Three months later, Pinto signed a second, companion agreement with Under Armour. Teased in the original buy-out, that supplier deal gives the school the opportunity to purchase wholesale product from an Under Armour distributor at a discounted rate. It also kept Under Armour as the Bearcats’ exclusive apparel partner through 2024.
Viewed together, the deals let Cincinnati recoup the $6.05 million in cash, plus a chunk of the product allowance. Accounting for the pricing difference between the original deal and the new supply agreement, Cincinnati appears to have lost out on about $7.5 million, while functionally shaving one year off the deal. At the time, the school’s AD John Cunningham called Under Armour “a great partner.”
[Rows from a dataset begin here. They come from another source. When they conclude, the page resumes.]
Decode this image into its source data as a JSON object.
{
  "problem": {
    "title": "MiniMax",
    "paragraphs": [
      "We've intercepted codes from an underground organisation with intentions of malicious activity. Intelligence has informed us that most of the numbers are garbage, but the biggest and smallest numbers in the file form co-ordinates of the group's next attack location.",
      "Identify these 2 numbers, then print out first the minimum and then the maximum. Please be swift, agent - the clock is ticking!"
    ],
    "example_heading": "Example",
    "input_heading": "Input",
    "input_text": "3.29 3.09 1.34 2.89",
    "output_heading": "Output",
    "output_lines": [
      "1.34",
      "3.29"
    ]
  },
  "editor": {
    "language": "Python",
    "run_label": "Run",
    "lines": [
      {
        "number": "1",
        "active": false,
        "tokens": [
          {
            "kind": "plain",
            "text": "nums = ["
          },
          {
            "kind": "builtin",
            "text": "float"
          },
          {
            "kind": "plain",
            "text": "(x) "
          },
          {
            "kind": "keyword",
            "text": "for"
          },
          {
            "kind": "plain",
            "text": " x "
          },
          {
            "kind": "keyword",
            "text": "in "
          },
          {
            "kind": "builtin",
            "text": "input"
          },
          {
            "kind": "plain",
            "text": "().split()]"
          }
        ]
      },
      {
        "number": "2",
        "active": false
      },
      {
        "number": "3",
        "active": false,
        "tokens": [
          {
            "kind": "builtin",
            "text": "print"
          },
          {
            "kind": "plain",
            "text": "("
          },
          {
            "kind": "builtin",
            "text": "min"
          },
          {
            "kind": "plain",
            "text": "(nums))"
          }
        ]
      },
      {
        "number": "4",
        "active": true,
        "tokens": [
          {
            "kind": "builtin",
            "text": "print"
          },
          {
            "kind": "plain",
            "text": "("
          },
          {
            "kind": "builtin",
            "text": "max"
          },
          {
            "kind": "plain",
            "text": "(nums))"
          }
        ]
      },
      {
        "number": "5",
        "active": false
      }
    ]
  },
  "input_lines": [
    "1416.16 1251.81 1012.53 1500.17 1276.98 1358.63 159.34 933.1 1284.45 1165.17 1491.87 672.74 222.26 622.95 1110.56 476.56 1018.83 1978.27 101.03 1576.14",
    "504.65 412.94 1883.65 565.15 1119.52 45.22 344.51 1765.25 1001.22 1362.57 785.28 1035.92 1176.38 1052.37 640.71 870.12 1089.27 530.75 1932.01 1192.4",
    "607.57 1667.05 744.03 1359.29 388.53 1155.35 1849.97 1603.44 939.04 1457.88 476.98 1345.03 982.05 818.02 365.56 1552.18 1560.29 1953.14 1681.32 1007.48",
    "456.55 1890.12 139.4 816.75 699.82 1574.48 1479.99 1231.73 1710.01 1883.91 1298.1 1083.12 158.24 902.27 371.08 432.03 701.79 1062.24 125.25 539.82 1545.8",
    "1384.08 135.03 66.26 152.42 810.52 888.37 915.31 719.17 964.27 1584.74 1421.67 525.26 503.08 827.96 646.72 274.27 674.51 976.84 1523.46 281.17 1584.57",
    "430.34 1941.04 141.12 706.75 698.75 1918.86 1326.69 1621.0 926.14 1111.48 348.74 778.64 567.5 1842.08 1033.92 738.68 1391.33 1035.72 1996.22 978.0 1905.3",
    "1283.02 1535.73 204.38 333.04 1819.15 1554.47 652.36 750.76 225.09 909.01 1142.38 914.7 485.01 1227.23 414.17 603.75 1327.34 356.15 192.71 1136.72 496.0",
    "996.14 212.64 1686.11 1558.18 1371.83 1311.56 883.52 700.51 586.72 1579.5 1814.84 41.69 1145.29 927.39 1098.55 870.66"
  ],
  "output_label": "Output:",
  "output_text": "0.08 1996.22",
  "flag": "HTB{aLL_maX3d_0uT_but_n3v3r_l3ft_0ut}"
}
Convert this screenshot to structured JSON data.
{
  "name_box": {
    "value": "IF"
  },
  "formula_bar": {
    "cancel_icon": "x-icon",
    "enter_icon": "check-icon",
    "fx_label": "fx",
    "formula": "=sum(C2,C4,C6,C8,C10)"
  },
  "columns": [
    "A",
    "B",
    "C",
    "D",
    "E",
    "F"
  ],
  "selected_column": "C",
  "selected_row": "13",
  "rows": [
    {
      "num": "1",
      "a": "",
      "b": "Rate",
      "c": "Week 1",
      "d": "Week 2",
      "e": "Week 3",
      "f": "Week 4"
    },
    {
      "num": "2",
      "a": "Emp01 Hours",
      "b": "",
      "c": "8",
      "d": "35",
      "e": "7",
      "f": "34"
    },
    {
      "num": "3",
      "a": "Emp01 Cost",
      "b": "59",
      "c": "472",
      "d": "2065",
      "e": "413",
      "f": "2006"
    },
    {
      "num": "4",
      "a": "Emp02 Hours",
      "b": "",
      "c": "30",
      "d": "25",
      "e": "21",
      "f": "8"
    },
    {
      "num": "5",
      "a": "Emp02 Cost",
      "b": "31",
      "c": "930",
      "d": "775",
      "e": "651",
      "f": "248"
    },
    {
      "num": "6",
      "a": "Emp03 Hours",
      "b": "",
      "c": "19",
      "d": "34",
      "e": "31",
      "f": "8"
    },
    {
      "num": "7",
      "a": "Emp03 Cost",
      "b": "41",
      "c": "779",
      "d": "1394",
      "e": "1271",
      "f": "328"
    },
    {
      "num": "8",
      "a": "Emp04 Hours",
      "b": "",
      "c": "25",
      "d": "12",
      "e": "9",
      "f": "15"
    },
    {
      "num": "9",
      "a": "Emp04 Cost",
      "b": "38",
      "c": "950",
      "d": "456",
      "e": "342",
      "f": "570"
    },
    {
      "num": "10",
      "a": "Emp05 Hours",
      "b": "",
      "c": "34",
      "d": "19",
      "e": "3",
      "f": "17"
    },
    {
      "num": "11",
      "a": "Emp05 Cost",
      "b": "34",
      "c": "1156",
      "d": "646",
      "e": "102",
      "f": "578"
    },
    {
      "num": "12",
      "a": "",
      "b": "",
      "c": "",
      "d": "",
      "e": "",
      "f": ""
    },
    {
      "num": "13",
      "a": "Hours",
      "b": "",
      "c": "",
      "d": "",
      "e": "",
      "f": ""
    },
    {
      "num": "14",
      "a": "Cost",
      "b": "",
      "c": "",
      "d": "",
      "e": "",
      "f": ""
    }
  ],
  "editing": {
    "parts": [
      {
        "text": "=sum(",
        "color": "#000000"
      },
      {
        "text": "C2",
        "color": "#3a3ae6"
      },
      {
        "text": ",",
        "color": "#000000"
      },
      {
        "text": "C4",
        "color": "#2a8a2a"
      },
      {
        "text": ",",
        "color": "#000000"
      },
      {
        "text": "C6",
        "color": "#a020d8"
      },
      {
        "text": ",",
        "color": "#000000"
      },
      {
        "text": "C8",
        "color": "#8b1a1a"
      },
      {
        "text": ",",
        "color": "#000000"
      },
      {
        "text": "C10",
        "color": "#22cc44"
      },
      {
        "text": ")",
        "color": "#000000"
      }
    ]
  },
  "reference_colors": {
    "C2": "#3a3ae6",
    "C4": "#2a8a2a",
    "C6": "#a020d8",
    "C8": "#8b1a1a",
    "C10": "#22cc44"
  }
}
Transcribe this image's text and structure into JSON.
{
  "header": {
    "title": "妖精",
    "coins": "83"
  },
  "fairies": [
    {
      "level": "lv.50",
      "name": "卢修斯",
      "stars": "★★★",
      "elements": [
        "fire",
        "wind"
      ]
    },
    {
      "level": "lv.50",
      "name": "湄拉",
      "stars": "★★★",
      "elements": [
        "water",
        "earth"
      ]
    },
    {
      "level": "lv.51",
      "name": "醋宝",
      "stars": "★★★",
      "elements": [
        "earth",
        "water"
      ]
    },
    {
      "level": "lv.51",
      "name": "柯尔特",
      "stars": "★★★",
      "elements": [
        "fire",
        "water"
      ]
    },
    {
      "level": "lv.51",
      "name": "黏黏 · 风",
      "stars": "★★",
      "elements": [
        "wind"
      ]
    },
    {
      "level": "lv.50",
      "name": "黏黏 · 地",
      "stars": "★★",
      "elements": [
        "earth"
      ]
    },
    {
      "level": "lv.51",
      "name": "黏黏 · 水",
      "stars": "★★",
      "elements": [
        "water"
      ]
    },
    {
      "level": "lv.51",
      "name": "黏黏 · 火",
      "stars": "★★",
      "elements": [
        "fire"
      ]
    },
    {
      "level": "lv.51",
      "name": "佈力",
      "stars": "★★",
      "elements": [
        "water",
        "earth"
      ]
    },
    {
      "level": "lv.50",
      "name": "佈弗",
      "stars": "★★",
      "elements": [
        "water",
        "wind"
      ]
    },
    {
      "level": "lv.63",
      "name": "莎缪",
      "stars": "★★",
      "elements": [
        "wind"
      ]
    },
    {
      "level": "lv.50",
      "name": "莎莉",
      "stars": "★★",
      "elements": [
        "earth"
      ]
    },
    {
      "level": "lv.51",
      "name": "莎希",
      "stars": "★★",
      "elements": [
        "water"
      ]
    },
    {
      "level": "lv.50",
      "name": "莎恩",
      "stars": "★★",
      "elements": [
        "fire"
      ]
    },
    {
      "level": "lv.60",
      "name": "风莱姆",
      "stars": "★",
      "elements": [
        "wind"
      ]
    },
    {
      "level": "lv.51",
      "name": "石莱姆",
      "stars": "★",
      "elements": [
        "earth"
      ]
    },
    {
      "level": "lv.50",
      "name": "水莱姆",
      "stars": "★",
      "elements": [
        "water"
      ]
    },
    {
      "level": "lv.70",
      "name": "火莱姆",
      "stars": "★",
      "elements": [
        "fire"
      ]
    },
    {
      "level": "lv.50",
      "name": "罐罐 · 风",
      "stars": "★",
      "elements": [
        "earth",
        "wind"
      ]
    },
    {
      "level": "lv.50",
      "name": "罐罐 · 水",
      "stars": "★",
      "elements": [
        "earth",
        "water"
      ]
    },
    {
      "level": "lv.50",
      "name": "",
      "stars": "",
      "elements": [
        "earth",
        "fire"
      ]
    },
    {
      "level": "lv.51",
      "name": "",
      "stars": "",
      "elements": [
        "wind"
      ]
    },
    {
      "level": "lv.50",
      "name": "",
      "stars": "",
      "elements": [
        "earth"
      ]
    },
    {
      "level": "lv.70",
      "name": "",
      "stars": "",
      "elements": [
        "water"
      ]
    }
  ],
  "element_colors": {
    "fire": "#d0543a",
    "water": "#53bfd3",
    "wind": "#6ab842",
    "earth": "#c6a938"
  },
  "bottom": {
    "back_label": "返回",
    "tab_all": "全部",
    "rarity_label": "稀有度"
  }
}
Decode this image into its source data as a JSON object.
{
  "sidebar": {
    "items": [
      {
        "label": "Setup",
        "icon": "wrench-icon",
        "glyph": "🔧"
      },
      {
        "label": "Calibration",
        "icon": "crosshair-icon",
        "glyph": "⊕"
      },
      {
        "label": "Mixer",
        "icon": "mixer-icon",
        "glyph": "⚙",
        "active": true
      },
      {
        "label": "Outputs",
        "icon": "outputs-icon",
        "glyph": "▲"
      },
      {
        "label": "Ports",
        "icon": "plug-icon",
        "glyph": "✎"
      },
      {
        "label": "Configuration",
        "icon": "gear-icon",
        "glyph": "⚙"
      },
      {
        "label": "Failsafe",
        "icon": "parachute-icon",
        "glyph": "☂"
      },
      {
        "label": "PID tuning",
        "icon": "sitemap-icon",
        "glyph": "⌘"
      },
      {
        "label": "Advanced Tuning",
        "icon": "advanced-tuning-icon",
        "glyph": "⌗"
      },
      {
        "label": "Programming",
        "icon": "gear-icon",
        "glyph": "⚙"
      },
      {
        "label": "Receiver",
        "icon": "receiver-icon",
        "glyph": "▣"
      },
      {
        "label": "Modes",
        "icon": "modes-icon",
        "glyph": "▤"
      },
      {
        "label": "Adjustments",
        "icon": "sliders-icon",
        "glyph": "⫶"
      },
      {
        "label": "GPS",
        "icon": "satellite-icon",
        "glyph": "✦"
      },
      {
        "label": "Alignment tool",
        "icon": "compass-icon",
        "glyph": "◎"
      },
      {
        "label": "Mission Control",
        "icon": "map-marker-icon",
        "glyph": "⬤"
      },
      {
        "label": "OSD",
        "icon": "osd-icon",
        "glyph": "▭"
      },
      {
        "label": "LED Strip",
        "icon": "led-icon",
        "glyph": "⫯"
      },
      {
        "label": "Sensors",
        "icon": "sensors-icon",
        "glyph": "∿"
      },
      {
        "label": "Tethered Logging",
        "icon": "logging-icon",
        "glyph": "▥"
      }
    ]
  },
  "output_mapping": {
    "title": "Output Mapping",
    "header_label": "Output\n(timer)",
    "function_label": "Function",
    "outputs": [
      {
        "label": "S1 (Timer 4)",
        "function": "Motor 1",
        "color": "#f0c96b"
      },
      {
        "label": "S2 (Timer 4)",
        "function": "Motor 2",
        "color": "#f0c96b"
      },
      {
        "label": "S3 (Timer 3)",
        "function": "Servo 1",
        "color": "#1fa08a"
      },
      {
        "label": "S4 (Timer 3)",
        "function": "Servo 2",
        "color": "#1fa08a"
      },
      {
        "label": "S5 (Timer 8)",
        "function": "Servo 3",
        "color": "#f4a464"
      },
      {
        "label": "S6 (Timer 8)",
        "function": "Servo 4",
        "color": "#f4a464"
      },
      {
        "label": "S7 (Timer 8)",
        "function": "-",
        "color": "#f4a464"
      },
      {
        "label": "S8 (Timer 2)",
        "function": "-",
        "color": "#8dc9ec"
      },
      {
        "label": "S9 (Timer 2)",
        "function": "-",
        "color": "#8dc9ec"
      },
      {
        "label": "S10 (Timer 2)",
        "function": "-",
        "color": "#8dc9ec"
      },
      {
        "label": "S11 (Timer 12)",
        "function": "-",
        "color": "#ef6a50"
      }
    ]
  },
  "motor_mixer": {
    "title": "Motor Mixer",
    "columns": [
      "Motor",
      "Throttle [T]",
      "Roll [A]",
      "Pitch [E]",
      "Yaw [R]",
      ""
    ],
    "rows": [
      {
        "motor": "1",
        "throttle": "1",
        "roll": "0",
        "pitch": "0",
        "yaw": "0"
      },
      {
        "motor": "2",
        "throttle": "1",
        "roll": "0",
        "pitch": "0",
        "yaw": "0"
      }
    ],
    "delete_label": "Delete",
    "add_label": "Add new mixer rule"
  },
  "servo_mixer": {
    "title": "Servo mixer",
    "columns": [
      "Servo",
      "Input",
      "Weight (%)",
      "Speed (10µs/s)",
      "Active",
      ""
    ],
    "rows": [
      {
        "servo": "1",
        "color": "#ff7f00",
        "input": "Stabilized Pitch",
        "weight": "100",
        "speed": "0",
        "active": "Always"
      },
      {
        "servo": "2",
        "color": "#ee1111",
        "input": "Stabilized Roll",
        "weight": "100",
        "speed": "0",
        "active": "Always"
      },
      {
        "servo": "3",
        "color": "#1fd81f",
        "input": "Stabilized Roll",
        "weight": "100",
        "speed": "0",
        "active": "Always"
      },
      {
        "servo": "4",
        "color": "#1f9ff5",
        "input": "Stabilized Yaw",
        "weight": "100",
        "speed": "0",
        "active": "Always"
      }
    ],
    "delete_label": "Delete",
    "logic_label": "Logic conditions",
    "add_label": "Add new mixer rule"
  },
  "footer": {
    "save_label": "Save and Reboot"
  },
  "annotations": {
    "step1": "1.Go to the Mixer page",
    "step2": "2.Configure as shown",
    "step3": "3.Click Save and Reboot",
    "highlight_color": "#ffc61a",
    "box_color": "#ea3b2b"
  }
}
“We adjusted the terms of our partnership in a manner that was best for both parties given the changes that have occurred in our industry over the past six months,” Cunningham said in a statement.
Cincinnati is free to start negotiating a new deal, which could kick in once the Under Armour supply deal expires in two years. Those talks will certainly center on the school’s recent football success, its move to the Big 12, and its energized fanbase. Fanatics, which runs the Bearcats ecommerce store, says Cincinnati merchandise sales are up 200% this season as compared to two years ago.
Back in 2019, Under Armour compiled an internal rank of football and men’s basketball team brand value. Cincinnati finished No. 45 in the combined rankings (74th in football, 19th in basketball), ahead of seven Big Ten schools and five of its future Big 12 peers.
Which brings us back to Cincinnati’s current paradox: Its football program has never shone so brightly, and yet, at the same time, its next apparel deal will almost certainly be a big step back financially. That’s because Nike and Adidas are no longer competing with a deep-pocketed upstart willing to shell out big money for college partners.
UCLA offers a glimpse at what might be in store for the Bearcats. After suing Under Armour over the termination of its contract, UCLA announced a new six-year deal with Nike’s Jordan brand. That deal pays the Bruins less than half of what Under Armour committed to just five years prior.